00:02:37.480Today, we have the most incredible infrastructure for storytelling that has ever existed with film, television, and streaming.
00:02:44.360And that infrastructure is completely dominated by our enemies, which is a nightmare because the number one way people learn about the world is through story.
00:02:51.620That's why myself and my team have spent over 11 years creating over 600 animated videos, reaching over a million subscribers.
00:02:58.160And gaining over 290 million views with zero dollars spent on marketing.
00:03:02.260And now we're taking the next step to fight the culture war by making culture.
00:03:05.920I've created the first episode of an animated anthology series that's called Twisted Plots, which delivers a good right-wing message and a Christian message, not through ham-fisted moralizing or preaching, but through story and jokes, good humor, and interesting premises.

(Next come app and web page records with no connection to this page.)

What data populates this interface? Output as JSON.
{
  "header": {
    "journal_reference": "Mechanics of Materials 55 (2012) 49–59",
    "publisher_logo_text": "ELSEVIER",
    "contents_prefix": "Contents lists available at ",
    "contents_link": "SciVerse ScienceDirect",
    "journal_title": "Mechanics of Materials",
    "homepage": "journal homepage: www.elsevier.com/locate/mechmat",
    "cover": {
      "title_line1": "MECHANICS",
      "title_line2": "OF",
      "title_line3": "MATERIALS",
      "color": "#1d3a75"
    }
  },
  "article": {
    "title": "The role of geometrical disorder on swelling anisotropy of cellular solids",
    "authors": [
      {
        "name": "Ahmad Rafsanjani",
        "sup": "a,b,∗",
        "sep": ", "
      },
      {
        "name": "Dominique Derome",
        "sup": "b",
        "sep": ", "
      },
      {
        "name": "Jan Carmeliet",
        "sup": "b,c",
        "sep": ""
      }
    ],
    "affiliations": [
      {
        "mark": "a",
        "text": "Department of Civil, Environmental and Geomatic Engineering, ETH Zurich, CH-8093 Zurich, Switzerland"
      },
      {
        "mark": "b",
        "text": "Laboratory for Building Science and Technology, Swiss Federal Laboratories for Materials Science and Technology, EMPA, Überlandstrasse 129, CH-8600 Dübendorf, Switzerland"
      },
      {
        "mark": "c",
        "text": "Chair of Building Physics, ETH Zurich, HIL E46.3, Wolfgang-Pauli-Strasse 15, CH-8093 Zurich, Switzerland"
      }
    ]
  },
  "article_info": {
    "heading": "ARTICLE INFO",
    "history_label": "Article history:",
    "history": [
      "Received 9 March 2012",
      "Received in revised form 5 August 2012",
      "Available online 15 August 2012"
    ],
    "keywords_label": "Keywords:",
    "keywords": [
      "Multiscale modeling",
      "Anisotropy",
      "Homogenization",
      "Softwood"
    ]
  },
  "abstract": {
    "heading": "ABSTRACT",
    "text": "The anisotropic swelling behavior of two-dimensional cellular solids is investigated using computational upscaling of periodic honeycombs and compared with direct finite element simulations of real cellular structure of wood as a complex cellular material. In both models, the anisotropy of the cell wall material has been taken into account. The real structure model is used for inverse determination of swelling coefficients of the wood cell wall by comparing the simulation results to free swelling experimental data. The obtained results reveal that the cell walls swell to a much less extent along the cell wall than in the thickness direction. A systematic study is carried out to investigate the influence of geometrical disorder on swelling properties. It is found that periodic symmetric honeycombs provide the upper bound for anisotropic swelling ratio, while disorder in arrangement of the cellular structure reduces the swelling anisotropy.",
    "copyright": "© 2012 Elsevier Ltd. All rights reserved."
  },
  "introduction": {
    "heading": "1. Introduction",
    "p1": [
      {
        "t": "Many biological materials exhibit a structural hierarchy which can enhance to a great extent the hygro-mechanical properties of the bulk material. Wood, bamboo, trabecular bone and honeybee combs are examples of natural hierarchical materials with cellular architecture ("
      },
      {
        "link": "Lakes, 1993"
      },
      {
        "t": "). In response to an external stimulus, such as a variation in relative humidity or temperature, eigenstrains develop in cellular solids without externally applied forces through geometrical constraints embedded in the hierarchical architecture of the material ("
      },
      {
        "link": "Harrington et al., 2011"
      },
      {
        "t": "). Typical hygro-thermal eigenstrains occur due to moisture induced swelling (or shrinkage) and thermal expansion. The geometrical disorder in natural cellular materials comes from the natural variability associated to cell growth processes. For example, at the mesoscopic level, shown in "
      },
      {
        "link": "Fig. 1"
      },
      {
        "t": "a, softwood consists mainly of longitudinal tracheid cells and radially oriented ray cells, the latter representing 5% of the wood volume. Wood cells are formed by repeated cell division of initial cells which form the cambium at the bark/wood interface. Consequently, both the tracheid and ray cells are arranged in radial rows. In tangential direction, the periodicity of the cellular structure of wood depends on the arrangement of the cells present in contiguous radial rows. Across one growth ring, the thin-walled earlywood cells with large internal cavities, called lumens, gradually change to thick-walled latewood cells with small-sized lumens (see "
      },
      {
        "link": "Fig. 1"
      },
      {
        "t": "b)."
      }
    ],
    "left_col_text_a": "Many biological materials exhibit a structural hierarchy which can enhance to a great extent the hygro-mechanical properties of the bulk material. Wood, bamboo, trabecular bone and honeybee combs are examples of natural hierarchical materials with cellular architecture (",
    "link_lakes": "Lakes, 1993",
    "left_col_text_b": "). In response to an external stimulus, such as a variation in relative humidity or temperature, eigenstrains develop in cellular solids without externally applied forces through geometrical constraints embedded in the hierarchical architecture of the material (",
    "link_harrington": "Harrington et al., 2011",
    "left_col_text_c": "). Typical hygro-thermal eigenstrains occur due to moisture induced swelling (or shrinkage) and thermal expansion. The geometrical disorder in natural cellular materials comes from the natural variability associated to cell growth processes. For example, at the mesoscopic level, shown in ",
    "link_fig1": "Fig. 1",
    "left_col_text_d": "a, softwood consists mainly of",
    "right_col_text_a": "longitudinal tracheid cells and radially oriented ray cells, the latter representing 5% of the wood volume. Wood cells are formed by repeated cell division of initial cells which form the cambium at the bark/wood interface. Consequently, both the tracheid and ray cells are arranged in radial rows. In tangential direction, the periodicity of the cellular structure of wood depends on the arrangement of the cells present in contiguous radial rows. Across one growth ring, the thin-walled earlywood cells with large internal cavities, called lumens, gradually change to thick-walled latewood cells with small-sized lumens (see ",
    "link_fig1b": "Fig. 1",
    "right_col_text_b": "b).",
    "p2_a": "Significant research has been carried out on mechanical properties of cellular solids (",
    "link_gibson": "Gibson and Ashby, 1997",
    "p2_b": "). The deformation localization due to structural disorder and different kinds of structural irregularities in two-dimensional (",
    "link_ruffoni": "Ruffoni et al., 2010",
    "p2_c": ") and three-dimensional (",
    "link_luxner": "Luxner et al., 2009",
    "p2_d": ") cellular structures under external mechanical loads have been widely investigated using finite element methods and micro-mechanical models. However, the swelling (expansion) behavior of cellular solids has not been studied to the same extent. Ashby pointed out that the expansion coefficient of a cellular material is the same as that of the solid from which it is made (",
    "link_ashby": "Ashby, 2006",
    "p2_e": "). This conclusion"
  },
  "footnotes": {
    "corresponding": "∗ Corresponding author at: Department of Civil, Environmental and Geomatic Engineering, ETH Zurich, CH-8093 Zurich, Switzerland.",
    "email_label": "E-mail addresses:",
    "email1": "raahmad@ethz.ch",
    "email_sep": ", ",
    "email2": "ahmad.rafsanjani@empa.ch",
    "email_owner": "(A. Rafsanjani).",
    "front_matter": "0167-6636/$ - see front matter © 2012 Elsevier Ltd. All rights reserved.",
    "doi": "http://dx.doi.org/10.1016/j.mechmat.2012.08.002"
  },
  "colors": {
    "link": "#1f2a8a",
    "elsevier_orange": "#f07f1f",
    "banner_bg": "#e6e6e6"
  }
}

00:03:34.780And it needs to be run by people who care about producing this stuff, who are passionate about producing this stuff, and not the same people who are pushing woke nonsense trying to step into the quote-unquote anti-woke sphere.
00:03:45.480And we need to do this before it's too late because civilization depends on having good stories.
00:04:21.800I was watching Seinfeld last night, and I was thinking, it's going to get to the point of idiocracy-type style where some people will just turn on TV where all it is is just laughing.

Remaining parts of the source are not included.